American Legion Post 51 in Uniontown has donated $800 to the 15.5- acre cemetery located just west of Uniontown in South Union Township, which the Oak Grove president, Dr. Gary Brain, said will be used to help assure the cemetery’s financial future.

“Right now, we’re trying to increase our trust fund,” Brain said.

The cemetery’s board of directors is only able to spend the interest generated by the trust fund, Brain said, which is about $3,500 a year, with $2,500 of that money going to First National Bank to manage the fund. Brain has said it costs $3,900 each time the cemetery is mowed professionally, so the board often relies upon volunteers to handle the mowing.

“We could use volunteers to trim around the stones and to make it look really presentable. You really ought to blow off the grass afterward,” Janet Marker, vice president of the cemetery board told members of Post 51.

“By cutting the cemetery, we found a lot of old graves going back to 1812, and a number of Civil War soldiers we didn’t know were there.”

Brain noted that the oldest section of the cemetery is not laid out in neat rows of graves, making it difficult to cut and hard to document.
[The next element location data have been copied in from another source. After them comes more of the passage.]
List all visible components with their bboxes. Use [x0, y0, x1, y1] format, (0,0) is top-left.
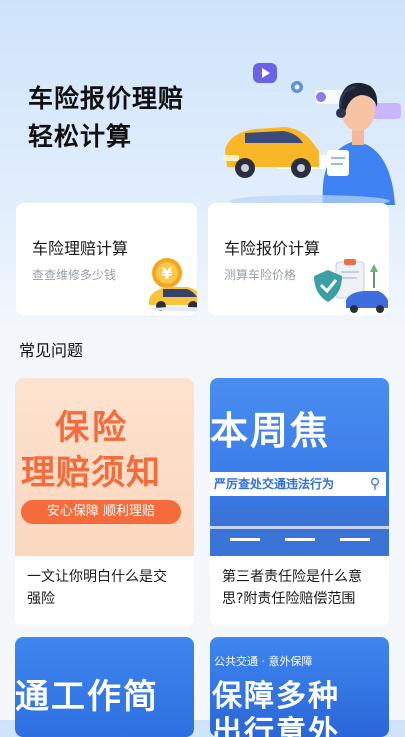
banner-subline: 严厉查处交通违法行为	[210, 472, 364, 496]
article-title: 一文让你明白什么是交强险	[27, 569, 167, 607]
article-banner: 保险 理赔须知 安心保障 顺利理赔	[15, 378, 194, 556]
quote-calc-title: 车险报价计算	[224, 239, 321, 258]
claim-calc-card[interactable]: 车险理赔计算 查查维修多少钱 ¥	[16, 203, 197, 315]
quote-calc-subtitle: 测算车险价格	[224, 268, 297, 282]
claim-calc-subtitle: 查查维修多少钱	[32, 268, 117, 282]
shield-clipboard-car-icon	[314, 259, 388, 313]
hero-title-line2: 轻松计算	[28, 122, 133, 151]
yen-coin-car-icon: ¥	[149, 258, 197, 311]
faq-section-title: 常见问题	[19, 341, 84, 360]
article-banner: 本周焦 严厉查处交通违法行为 ⚲	[210, 378, 389, 556]
article-title: 第三者责任险是什么意思?附责任险赔偿范围	[222, 569, 362, 607]
quote-calc-card[interactable]: 车险报价计算 测算车险价格	[208, 203, 389, 315]
road-illustration	[210, 506, 389, 556]
svg-text:¥: ¥	[161, 264, 172, 283]
search-icon: ⚲	[364, 472, 386, 496]
banner-top-label: 公共交通 · 意外保障	[214, 655, 313, 668]
hero-title-line1: 车险报价理赔	[28, 84, 185, 113]
banner-headline-1: 保险	[55, 408, 129, 448]
faq-article-card[interactable]: 公共交通 · 意外保障 保障多种 出行意外	[210, 637, 389, 737]
banner-headline: 通工作简	[15, 677, 159, 717]
claim-calc-title: 车险理赔计算	[32, 239, 129, 258]
hero-title: 车险报价理赔 轻松计算	[28, 80, 184, 156]
customer-service-illustration	[223, 63, 401, 205]
faq-article-card[interactable]: 保险 理赔须知 安心保障 顺利理赔 一文让你明白什么是交强险	[15, 378, 194, 626]
banner-headline-2: 理赔须知	[21, 453, 161, 493]
faq-article-card[interactable]: 本周焦 严厉查处交通违法行为 ⚲ 第三者责任险是什么意思?附责任险赔偿范围	[210, 378, 389, 626]
banner-headline-2: 出行意外	[212, 715, 340, 737]
banner-tag: 安心保障 顺利理赔	[21, 500, 181, 524]
banner-headline-1: 本周焦	[210, 409, 331, 453]
faq-article-card[interactable]: 通工作简	[15, 637, 194, 737]
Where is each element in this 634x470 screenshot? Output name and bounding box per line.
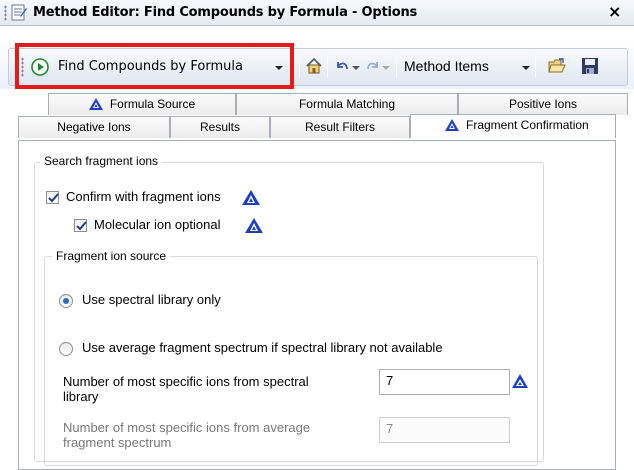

Post 51 Cmdr. George Dextras said he hopes the cemetery’s board puts the money to good use.

“We’d like to make this an annual project,” Dextras said. “Hopefully, this article in the paper will challenge other clubs and other organizations to donate.”

Eugene Funk, who is on the executive board of Post 51, is also commander of Veterans of Foreign Wars Post 7219 in Fairchance.

“I can’t think of any better cause to donate to,” Funk said. “That’s an historic landmark.”

Funk encouraged Marker to contact his VFW post for assistance.

The cemetery board will meet Thursday with Fayette County officials to challenge the cemetery’s tax status.

It is currently on the county tax sale list, although Marker and Brain contend the cemetery was never to be on the tax rolls and only recently appeared there.

“We’re asking them to waive the taxes because an action was taken when the state Legislature formed the cemetery in 1849 that it was to be tax-exempt,” Brain said.

Brain and Marker said there was a period when all members of the cemetery’s board of directors had died and before the new board was appointed by Fayette County Court.

It was during that period that the county underwent reassessment and it is then that it is believed that the cemetery began being taxed, Brain said.